In Obergefell v. Hodges, the Supreme Court held that states may not deny same-sex couples the right to marry, finding that doing so violates the Fourteenth Amendment. Writing for the five-justice majority, Justice Kennedy concluded that, “[T]he right to marry is a fundamental right inherent in the liberty of the person, and under the Due Process and the Equal Protection Clauses couples of the same-sex may not be deprived of that right and that liberty.” Obergefell v. Hodges, 135 S. Ct. 2584, 2604 (2015).

Qualified Plans.  The decision will not affect qualified retirement plans.  Because those plans are governed by federal law, the Court’s decision in Windsor effectively required those plans to provide same-sex spouses the same rights and benefits as opposite-sex spouses.

Health Plans.  For self-insured health plans governed by ERISA, however, the decision may prompt sponsors to consider changes in whether coverage is offered to domestic partners and, for sponsors who do not currently offer coverage to same-sex spouses, whether such coverage should be offered.

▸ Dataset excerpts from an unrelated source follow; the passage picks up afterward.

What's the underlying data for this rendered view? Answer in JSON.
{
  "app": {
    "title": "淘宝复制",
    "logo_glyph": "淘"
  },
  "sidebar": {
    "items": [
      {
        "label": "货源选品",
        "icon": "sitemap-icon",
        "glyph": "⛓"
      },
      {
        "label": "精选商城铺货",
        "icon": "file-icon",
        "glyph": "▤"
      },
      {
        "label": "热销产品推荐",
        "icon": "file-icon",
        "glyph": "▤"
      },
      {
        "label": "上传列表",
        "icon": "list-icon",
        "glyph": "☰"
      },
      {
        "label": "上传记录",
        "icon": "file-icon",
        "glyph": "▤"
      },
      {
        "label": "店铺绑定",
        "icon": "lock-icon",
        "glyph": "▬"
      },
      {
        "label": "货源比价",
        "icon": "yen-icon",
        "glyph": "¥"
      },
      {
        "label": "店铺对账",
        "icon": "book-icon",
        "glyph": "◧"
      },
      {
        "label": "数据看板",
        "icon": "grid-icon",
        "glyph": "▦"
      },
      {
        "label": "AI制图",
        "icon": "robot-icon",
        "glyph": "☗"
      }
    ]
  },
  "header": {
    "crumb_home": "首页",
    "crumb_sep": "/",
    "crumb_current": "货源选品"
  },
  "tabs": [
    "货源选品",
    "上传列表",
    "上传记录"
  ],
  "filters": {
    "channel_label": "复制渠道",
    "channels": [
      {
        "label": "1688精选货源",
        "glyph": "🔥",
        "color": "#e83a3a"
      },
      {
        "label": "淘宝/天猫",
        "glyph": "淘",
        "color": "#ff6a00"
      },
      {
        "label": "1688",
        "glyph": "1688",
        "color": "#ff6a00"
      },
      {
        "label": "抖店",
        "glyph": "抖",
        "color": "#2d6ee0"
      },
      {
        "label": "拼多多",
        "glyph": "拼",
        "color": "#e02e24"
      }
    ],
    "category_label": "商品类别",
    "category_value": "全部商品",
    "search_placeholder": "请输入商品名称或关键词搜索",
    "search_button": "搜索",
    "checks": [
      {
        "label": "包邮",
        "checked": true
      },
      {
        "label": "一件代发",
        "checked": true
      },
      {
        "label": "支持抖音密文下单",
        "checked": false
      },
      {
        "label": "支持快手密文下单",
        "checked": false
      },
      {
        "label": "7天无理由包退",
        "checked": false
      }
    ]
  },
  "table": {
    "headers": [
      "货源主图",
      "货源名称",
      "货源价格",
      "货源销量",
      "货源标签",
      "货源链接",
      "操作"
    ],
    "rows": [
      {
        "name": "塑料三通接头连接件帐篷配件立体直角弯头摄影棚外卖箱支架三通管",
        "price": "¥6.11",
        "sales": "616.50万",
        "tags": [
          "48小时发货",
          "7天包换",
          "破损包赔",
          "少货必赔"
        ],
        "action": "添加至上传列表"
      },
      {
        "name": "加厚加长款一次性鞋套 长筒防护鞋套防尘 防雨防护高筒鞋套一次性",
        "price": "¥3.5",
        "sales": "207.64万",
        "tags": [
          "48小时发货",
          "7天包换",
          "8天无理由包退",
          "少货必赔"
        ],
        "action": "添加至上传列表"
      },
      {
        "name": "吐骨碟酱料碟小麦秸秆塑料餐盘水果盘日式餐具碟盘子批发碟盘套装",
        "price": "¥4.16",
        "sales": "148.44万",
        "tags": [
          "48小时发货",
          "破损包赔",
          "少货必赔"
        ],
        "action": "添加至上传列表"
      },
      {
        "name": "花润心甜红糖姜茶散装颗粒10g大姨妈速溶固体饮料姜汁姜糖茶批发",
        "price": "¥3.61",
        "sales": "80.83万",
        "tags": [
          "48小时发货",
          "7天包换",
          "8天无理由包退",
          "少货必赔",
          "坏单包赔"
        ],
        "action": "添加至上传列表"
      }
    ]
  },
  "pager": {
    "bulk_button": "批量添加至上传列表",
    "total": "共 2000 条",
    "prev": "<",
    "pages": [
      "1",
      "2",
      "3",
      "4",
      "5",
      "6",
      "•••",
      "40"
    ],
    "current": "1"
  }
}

Coverage of Domestic Partners.  Employers that offer domestic partner benefits face issues not faced by employers who do not, including defining who is an eligible domestic partner and issues relating to the taxation of such benefits.  Employers considering elimination of domestic partner coverage will want to consider:  

  • whether continuing to offer such benefits provides a competitive advantage in recruiting that outweighs the costs, including administrative costs;
  • whether equal protections issues are raised if an employer covers same-sex domestic partners but not opposite sex domestic partners; and
  • the effect eliminating such benefits will have on employee relations.

Employers that decide to eliminate domestic partner coverage should communicate the decision as soon as practicable and may want to consider grandfathering currently covered domestic partners for some period.

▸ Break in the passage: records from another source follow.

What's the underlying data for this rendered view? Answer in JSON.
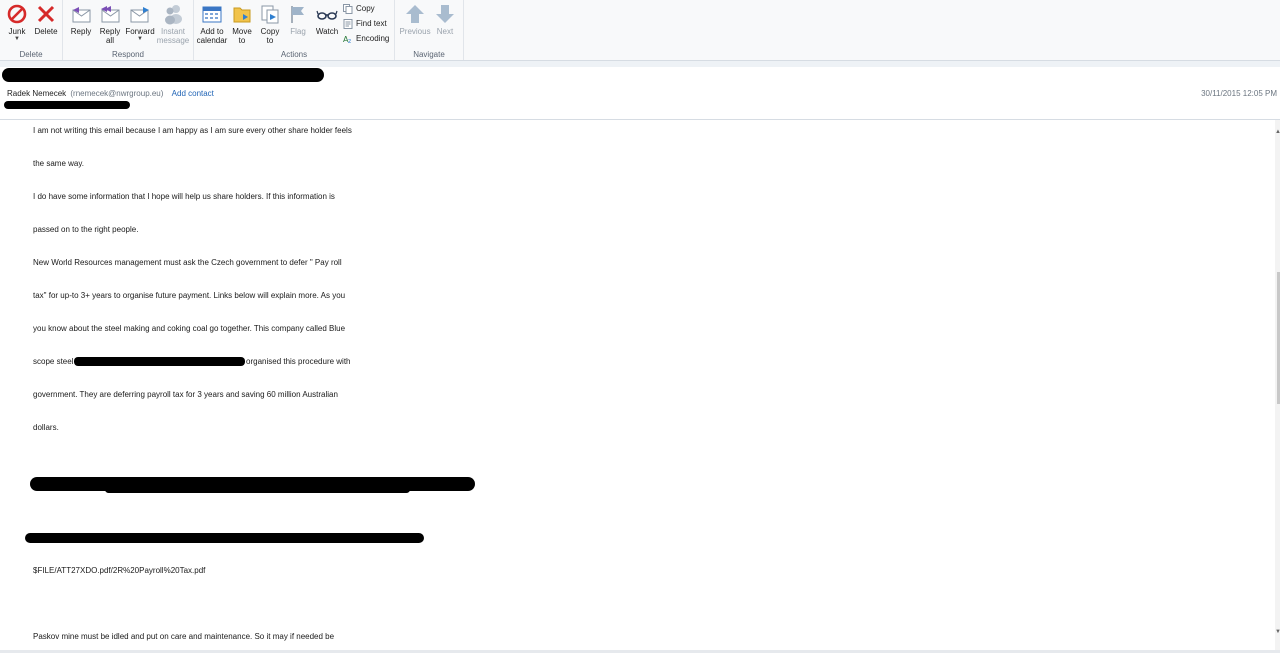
{
  "ribbon": {
    "groups": {
      "delete": "Delete",
      "respond": "Respond",
      "actions": "Actions",
      "navigate": "Navigate"
    },
    "buttons": {
      "junk": "Junk",
      "delete": "Delete",
      "reply": "Reply",
      "reply_all_1": "Reply",
      "reply_all_2": "all",
      "forward": "Forward",
      "im_1": "Instant",
      "im_2": "message",
      "add_cal_1": "Add to",
      "add_cal_2": "calendar",
      "move_1": "Move",
      "move_2": "to",
      "copy_1": "Copy",
      "copy_2": "to",
      "flag": "Flag",
      "watch": "Watch",
      "copy_small": "Copy",
      "find_text": "Find text",
      "encoding": "Encoding",
      "previous": "Previous",
      "next": "Next"
    }
  },
  "message": {
    "sender_name": "Radek Nemecek",
    "sender_email": "(rnemecek@nwrgroup.eu)",
    "add_contact": "Add contact",
    "date": "30/11/2015 12:05 PM",
    "paragraphs": [
      "I am not writing this email because I am happy as I am sure every other share holder feels",
      "the same way.",
      "I do have some information that I hope will help us share holders. If this information is",
      "passed on to the right people.",
      "New World Resources management must ask the Czech government to defer \" Pay roll",
      "tax\" for up-to 3+ years to organise future payment. Links below will explain more. As you",
      "you know about the steel making and coking coal go together. This company called Blue",
      "scope steel",
      "organised this procedure with",
      "government. They are deferring payroll tax for 3 years and saving 60 million Australian",
      "dollars.",
      "$FILE/ATT27XDO.pdf/2R%20Payroll%20Tax.pdf",
      "Paskov mine must be idled and put on care and maintenance. So it may if needed be"
    ]
  },
  "colors": {
    "accent_link": "#1f63b5",
    "ribbon_bg": "#f8f9fa",
    "redaction": "#000000"
  }
}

Coverage of Same-Sex Spouses.  The Obergefell decision by itself does not require plan sponsors to extend coverage to same-sex spouses (although state insurance law may require such coverage for an insured plan).  No federal law requires coverage of same-sex spouses and state laws requiring such coverage would be preempted by ERISA.  A plan, however, will want to consider the risks of covering opposite-sex spouses but not same-sex spouses, particularly in light of the EEOC’s recent decision that Title VII’s prohibition on sex discrimination extends to discrimination based on a individual’s sexual orientation.